Keine Regelung zur Einschränkung eventueller Rückbauansprüche
Eine Regelung zur Einschränkung eventueller Rückbauansprüche der Vermieter ist nicht erforderlich. Mieter müssen Steckersolargeräte bei Auszug wie andere elektrische Geräte mitnehmen. Der Rückbau von neu installierten Balkonsteckdosen kann jedoch nicht verlangt werden. Eine Privilegierung von Dach-Photovoltaikanlagen ist vorerst nicht erforderlich. Änderungen im Solarpaket I sollen praktische Schwierigkeiten beim gemeinsamen Betrieb von Photovoltaikanlagen beseitigen und Wohnungseigentümergemeinschaften zur Installation solcher Anlagen motivieren. Sollte diese Erwartung nicht erfüllt werden, könnte bei der Evaluierung der WEG-Reform von 2020 geprüft werden, ob eine Privilegierung von Dach-Photovoltaikanlagen notwendig ist.

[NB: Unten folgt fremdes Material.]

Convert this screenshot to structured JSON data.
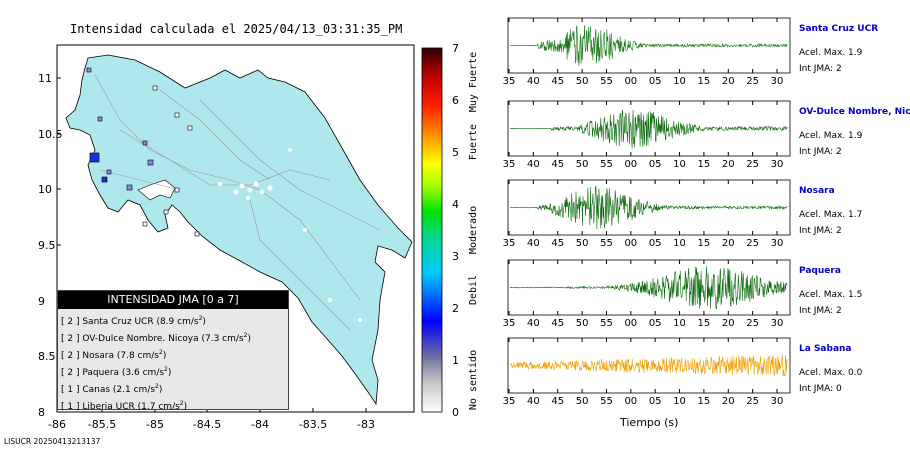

Deutsche Umwelthilfe kritisiert das Gesetz
Obwohl die Gesetzesänderung von vielen positiv aufgenommen wird, gibt es auch kritische Stimmen. Die Deutsche Umwelthilfe (DUH) bezeichnete das neue Gesetz als nicht ambitioniert genug und verbesserungswürdig. Laut DUH-Geschäftsführerin Barbara Metz fehlt weiterhin ein konkreter Kriterienkatalog für die Installation von Balkonkraftwerken. Zudem gibt es bisher keine klare gesetzliche Regelung für größere Solaranlagen und Speicher. Metz fordert die Regierung daher auf, noch in dieser Legislaturperiode weitere Vereinfachungen umzusetzen.
Boom bei Balkonkraftwerken hält weiter an
Die Nachfrage nach Balkonkraftwerken bleibt trotz fehlender Gesetzesänderungen hoch. Laut Marktstammdatenregister der Bundesnetzagentur wurden seit April 2024 über 150.000 neue Steckersolargeräte installiert, was die Gesamtzahl auf knapp 563.000 erhöht. Die installierten Module haben eine Spitzenleistung von fast 500 Megawatt und eine Bruttoeinspeiseleistung von 715 Megawatt. Einige Nutzer geben ihre Balkonkraftwerke jedoch falsch mit 800 Kilowatt statt 800 Watt an.
Bereits im April 2024 erleichterte der Bundestag die Anmeldung von Balkonkraftwerken. Seit Mai dürfen Wechselrichter bis zu 800 Watt einspeisen. Eine neue VDE-Produktnorm soll bis Ende 2024 weitere Rahmenbedingungen klären.